# Are many of the traditionally oil dependent Gulf states really successfully diversifying their economies?

I've often heard the claim that many Persian Gulf states are successfully diversifying their economies away from oil (e.g. non-oil share of UAE's GDP is 71% and in Saudi Arabia, non-petroleum sectors account for 55% of GDP).

The IMF has the 2015 GDPs per capita of the UAE and Saudi Arabia at \$35392 and \$20139, respectively. If we naively multiply by 0.71 and 0.55, we get that their non-oil GDPs per capita are \$25128 and \$11076. \$25128 is greater than the GDPs per capita of countries such as Portugal and Poland, and \$11076 is greater than those of Mexico and Turkey.

I'm rather surprised by this, as I've always assumed that countries such as Portugal and Mexico would be well ahead of the UAE/Saudi Arabia in terms of development/education/technology etc.

Are the 71% and 55% figures (and similar claims for other Gulf states) misleading in some way?

i.e. Are most of the non-oil sectors in these countries still somehow mostly based on oil (and would they substantially shrink/collapse if the oil "ran out")?

Is the Saudi economy still almost entirely driven by fossil fuels?

Yes.

Does that mean that the 55% figure (% of GDP representing by oil & gas) is misleading?

No.

They sell lots of fossil fuels. All that money then gets spent on housing, food, education, luxury goods, and so on. So, roughly speaking, all other things being equal, all that money goes round the economy about twice - once as oil transactions, and once for all the things that are paid for by selling oil.

Remember that GDP is just an aggregate total value of transactions. Not productivity, not wealth generation, just transaction value.

Several points need to be considered.

# 1) Oil dependance

First of all, it is not correct to assert that 30%-50% of the GDP being concentrated within a single industry is "diversified". This is actually a high focus.
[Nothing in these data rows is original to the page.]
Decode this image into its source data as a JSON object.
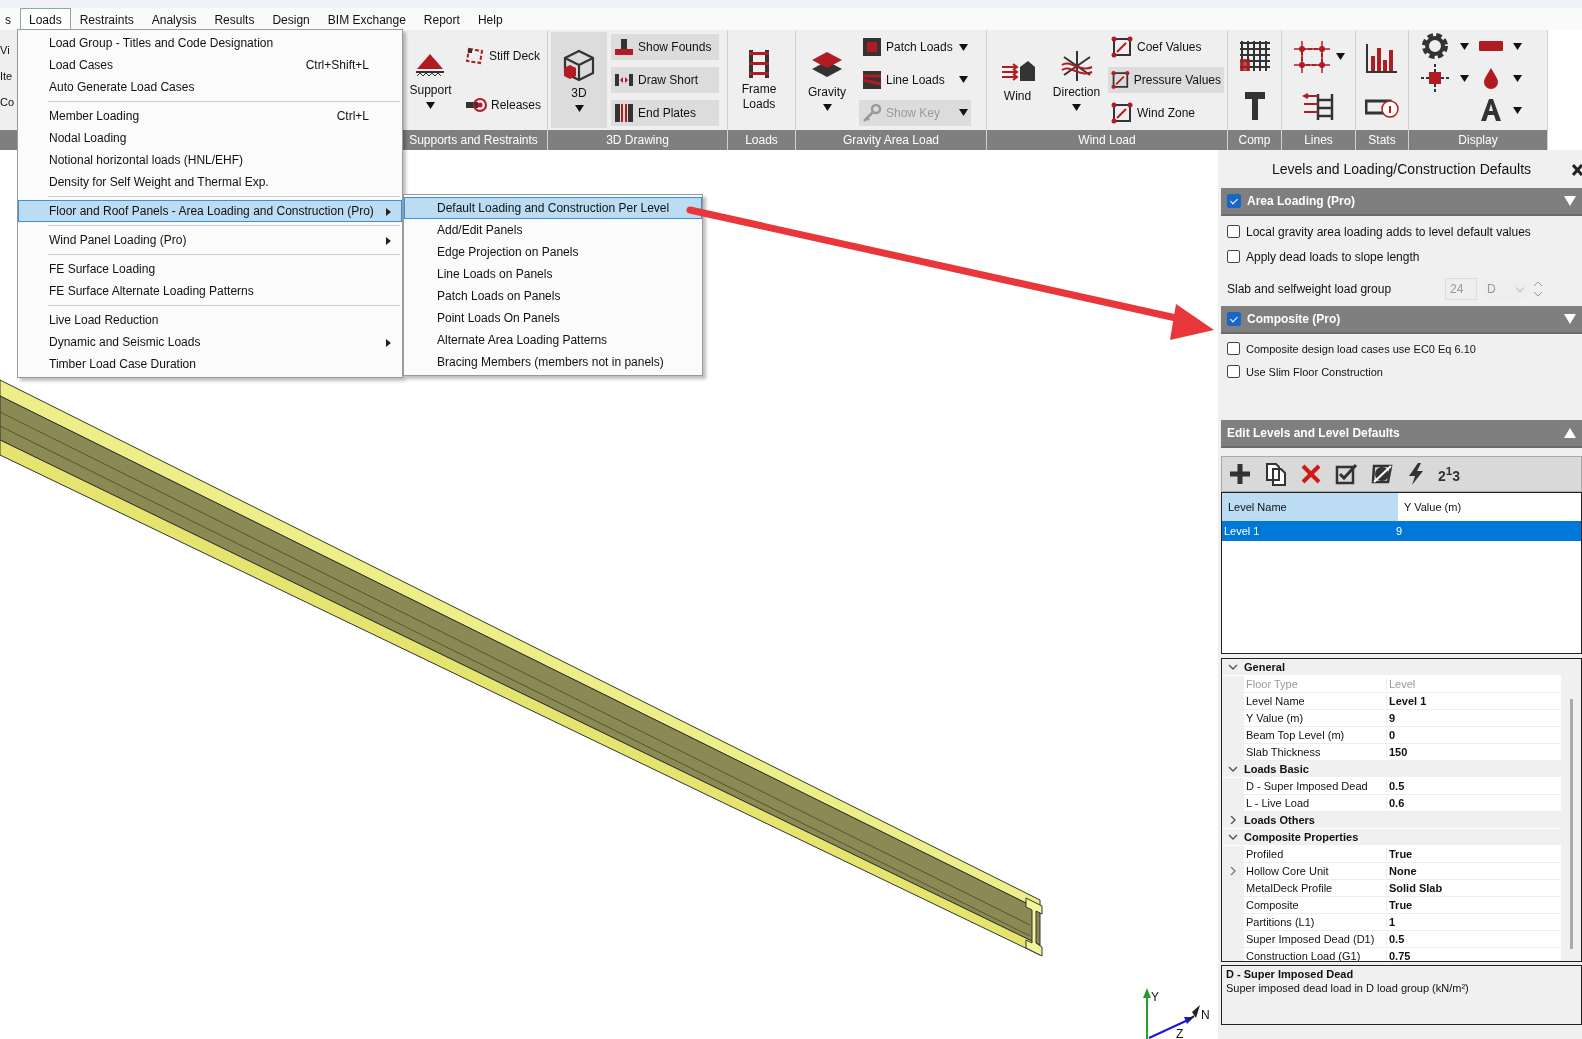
{
  "menu_bar": {
    "items": [
      {
        "label": "s",
        "selected": false
      },
      {
        "label": "Loads",
        "selected": true
      },
      {
        "label": "Restraints",
        "selected": false
      },
      {
        "label": "Analysis",
        "selected": false
      },
      {
        "label": "Results",
        "selected": false
      },
      {
        "label": "Design",
        "selected": false
      },
      {
        "label": "BIM Exchange",
        "selected": false
      },
      {
        "label": "Report",
        "selected": false
      },
      {
        "label": "Help",
        "selected": false
      }
    ]
  },
  "ribbon": {
    "cut_labels": [
      "Vi",
      "Ite",
      "Co"
    ],
    "groups": [
      {
        "label": "Supports and Restraints",
        "buttons": [
          {
            "label": "Support",
            "dropdown": true,
            "on": false
          },
          {
            "label": "Stiff Deck",
            "on": false
          },
          {
            "label": "Releases",
            "on": false
          }
        ]
      },
      {
        "label": "3D Drawing",
        "buttons": [
          {
            "label": "3D",
            "dropdown": true,
            "on": true
          },
          {
            "label": "Show Founds",
            "on": true
          },
          {
            "label": "Draw Short",
            "on": true
          },
          {
            "label": "End Plates",
            "on": true
          }
        ]
      },
      {
        "label": "Loads",
        "buttons": [
          {
            "label": "Frame Loads",
            "on": false
          }
        ]
      },
      {
        "label": "Gravity Area Load",
        "buttons": [
          {
            "label": "Gravity",
            "dropdown": true,
            "on": false
          },
          {
            "label": "Patch Loads",
            "dropdown": true,
            "on": false,
            "disabled": false
          },
          {
            "label": "Line Loads",
            "dropdown": true,
            "on": false,
            "disabled": false
          },
          {
            "label": "Show Key",
            "dropdown": true,
            "on": true,
            "disabled": true
          }
        ]
      },
      {
        "label": "Wind Load",
        "buttons": [
          {
            "label": "Wind",
            "dropdown": false,
            "on": false
          },
          {
            "label": "Direction",
            "dropdown": true,
            "on": false
          },
          {
            "label": "Coef Values",
            "on": false
          },
          {
            "label": "Pressure Values",
            "on": true
          },
          {
            "label": "Wind Zone",
            "on": false
          }
        ]
      },
      {
        "label": "Comp"
      },
      {
        "label": "Lines"
      },
      {
        "label": "Stats"
      },
      {
        "label": "Display"
      }
    ]
  },
  "loads_menu": {
    "items": [
      {
        "kind": "item",
        "label": "Load Group - Titles and Code Designation",
        "has_submenu": false,
        "selected": false
      },
      {
        "kind": "item",
        "label": "Load Cases",
        "shortcut": "Ctrl+Shift+L",
        "has_submenu": false,
        "selected": false
      },
      {
        "kind": "item",
        "label": "Auto Generate Load Cases",
        "has_submenu": false,
        "selected": false
      },
      {
        "kind": "separator"
      },
      {
        "kind": "item",
        "label": "Member Loading",
        "shortcut": "Ctrl+L",
        "has_submenu": false,
        "selected": false
      },
      {
        "kind": "item",
        "label": "Nodal Loading",
        "has_submenu": false,
        "selected": false
      },
      {
        "kind": "item",
        "label": "Notional horizontal loads (HNL/EHF)",
        "has_submenu": false,
        "selected": false
      },
      {
        "kind": "item",
        "label": "Density for Self Weight and Thermal Exp.",
        "has_submenu": false,
        "selected": false
      },
      {
        "kind": "separator"
      },
      {
        "kind": "item",
        "label": "Floor and Roof Panels - Area Loading and Construction (Pro)",
        "has_submenu": true,
        "selected": true
      },
      {
        "kind": "separator"
      },
      {
        "kind": "item",
        "label": "Wind Panel Loading (Pro)",
        "has_submenu": true,
        "selected": false
      },
      {
        "kind": "separator"
      },
      {
        "kind": "item",
        "label": "FE Surface Loading",
        "has_submenu": false,
        "selected": false
      },
      {
        "kind": "item",
        "label": "FE Surface Alternate Loading Patterns",
        "has_submenu": false,
        "selected": false
      },
      {
        "kind": "separator"
      },
      {
        "kind": "item",
        "label": "Live Load Reduction",
        "has_submenu": false,
        "selected": false
      },
      {
        "kind": "item",
        "label": "Dynamic and Seismic Loads",
        "has_submenu": true,
        "selected": false
      },
      {
        "kind": "item",
        "label": "Timber Load Case Duration",
        "has_submenu": false,
        "selected": false
      }
    ]
  },
  "panels_submenu": {
    "items": [
      {
        "label": "Default Loading and Construction Per Level",
        "selected": true
      },
      {
        "label": "Add/Edit Panels",
        "selected": false
      },
      {
        "label": "Edge Projection on Panels",
        "selected": false
      },
      {
        "label": "Line Loads on Panels",
        "selected": false
      },
      {
        "label": "Patch Loads on Panels",
        "selected": false
      },
      {
        "label": "Point Loads On Panels",
        "selected": false
      },
      {
        "label": "Alternate Area Loading Patterns",
        "selected": false
      },
      {
        "label": "Bracing Members (members not in panels)",
        "selected": false
      }
    ]
  },
  "axes": {
    "y": "Y",
    "z": "Z",
    "n": "N"
  },
  "side_panel": {
    "title": "Levels and Loading/Construction Defaults",
    "area_loading": {
      "label": "Area Loading (Pro)",
      "checked": true,
      "pointing_up": false,
      "options": [
        {
          "label": "Local gravity area loading adds to level default values",
          "checked": false
        },
        {
          "label": "Apply dead loads to slope length",
          "checked": false
        }
      ],
      "load_group": {
        "label": "Slab and selfweight load group",
        "number": "24",
        "letter": "D"
      }
    },
    "composite": {
      "label": "Composite (Pro)",
      "checked": true,
      "pointing_up": false,
      "options": [
        {
          "label": "Composite design load cases use EC0 Eq 6.10",
          "checked": false
        },
        {
          "label": "Use Slim Floor Construction",
          "checked": false
        }
      ]
    },
    "edit_levels": {
      "label": "Edit Levels and Level Defaults",
      "pointing_up": true,
      "sort_glyph": "2$^{1}$3",
      "columns": [
        {
          "label": "Level Name",
          "selected": true
        },
        {
          "label": "Y Value (m)",
          "selected": false
        }
      ],
      "rows": [
        {
          "cells": [
            "Level 1",
            "9"
          ],
          "selected": true
        }
      ]
    },
    "properties": [
      {
        "category": "General",
        "expanded": true,
        "rows": [
          {
            "name": "Floor Type",
            "value": "Level",
            "disabled": true,
            "expandable": false
          },
          {
            "name": "Level Name",
            "value": "Level 1",
            "disabled": false,
            "expandable": false
          },
          {
            "name": "Y Value (m)",
            "value": "9",
            "disabled": false,
            "expandable": false
          },
          {
            "name": "Beam Top Level (m)",
            "value": "0",
            "disabled": false,
            "expandable": false
          },
          {
            "name": "Slab Thickness",
            "value": "150",
            "disabled": false,
            "expandable": false
          }
        ]
      },
      {
        "category": "Loads Basic",
        "expanded": true,
        "rows": [
          {
            "name": "D - Super Imposed Dead",
            "value": "0.5",
            "disabled": false,
            "expandable": false
          },
          {
            "name": "L - Live Load",
            "value": "0.6",
            "disabled": false,
            "expandable": false
          }
        ]
      },
      {
        "category": "Loads Others",
        "expanded": false
      },
      {
        "category": "Composite Properties",
        "expanded": true,
        "rows": [
          {
            "name": "Profiled",
            "value": "True",
            "disabled": false,
            "expandable": false
          },
          {
            "name": "Hollow Core Unit",
            "value": "None",
            "disabled": false,
            "expandable": true
          },
          {
            "name": "MetalDeck Profile",
            "value": "Solid Slab",
            "disabled": false,
            "expandable": false
          },
          {
            "name": "Composite",
            "value": "True",
            "disabled": false,
            "expandable": false
          },
          {
            "name": "Partitions (L1)",
            "value": "1",
            "disabled": false,
            "expandable": false
          },
          {
            "name": "Super Imposed Dead (D1)",
            "value": "0.5",
            "disabled": false,
            "expandable": false
          },
          {
            "name": "Construction Load (G1)",
            "value": "0.75",
            "disabled": false,
            "expandable": false
          }
        ]
      }
    ],
    "description": {
      "title": "D - Super Imposed Dead",
      "text": "Super imposed dead load in D load group (kN/m²)"
    }
  }
}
And I can only guess that a lot of other activities are strongly linked to the oil and gas sector: for example, banks might have a lot of lending and trading activity in the sector, even if they aren't directly counted as being part of it.

Moreover, an interesting thing to look at is how much the government relies on this sector. For Saudi Arabia, which budget was discussed recently, it is obvious that oil plays a major role, as it makes up 90% of the revenue. FOr the UAE the answer is more tricky, as the different emirates have significantly different profiles: Abu Dhabi relies strongly on the Oil industry, whereas the other provinces such as Dubai rely only slightely on oil - though they receive high subsidies from Abu Dhabi.

As for the progress made, there are indeed some. These countries are aware that they will not always be able to pump up oil, and that they will need, in the long run, to have other strong industries. That is why, pretty much the same as in Norway, huge sovereign funds (check nb 4 & 6) are setted up in these countries.

# 2) Development

I'm rather surprised by this, as I've always assumed that countries such as Portugal and Mexico would be well ahead of the UAE/Saudi Arabia in terms of development/education/technology etc.

GDP per capita is not a index of development. If you are looking for this, the HDI (Human development indicator) is a much more appropriate index. This index is composed by several measures of education, wealth (GDP), life expectancy and other indicators which relate to development and not only to economics.

The UN compiles this indicator on an annual basis, here is for 2015. It shows the following for the countries you mentioned. The HDI ranges from 0 (worse) to 1 (perfect score):

• #6 Ireland: 0.916
• #36 Poland: 0.843
• #39 Saudi Arabia: 0.837
• #41 United Arab Emirates: 0.835
• #43 Portugal: 0.830
• #72 Turkey: 0.751
• #74 Mexico: 0.756

You can see from this numbers that the gap is thin between Portugal and the two Oil countries. You can also guess that the contribution of their GDP to the index is much higher than for any other countries mentionned above. Thus, the pure non-economic indicators are probably better for the other countries than Saudi Arabia and the UAE.

Furthermore, the Gini index can also be used to have some idea of the level of development of a country. It shows how big inequality are (regarding income or net wealth for example). Sadly this index is not computed for Saudi Arabia nor for the UAE. This is probably intentional, as these countries are well known to have very high inequality, in particular between immigrants (the huge majority of UAE's inhabitants) and natives.

Finaly, your intuition is correct: it is indeed quite 'naive' to multiply the GDP per capita by the proportion of GDP of a sector. Indeed, different sectors display significantly different productivity and efficiency of the labor factor. Therefore, it can be that the productivity of the Oil industry in those countries largely outweigh the productivity of the other sectors. Therefore it is hard to compare this clumsy calculation with 'full' GDPs of other countries.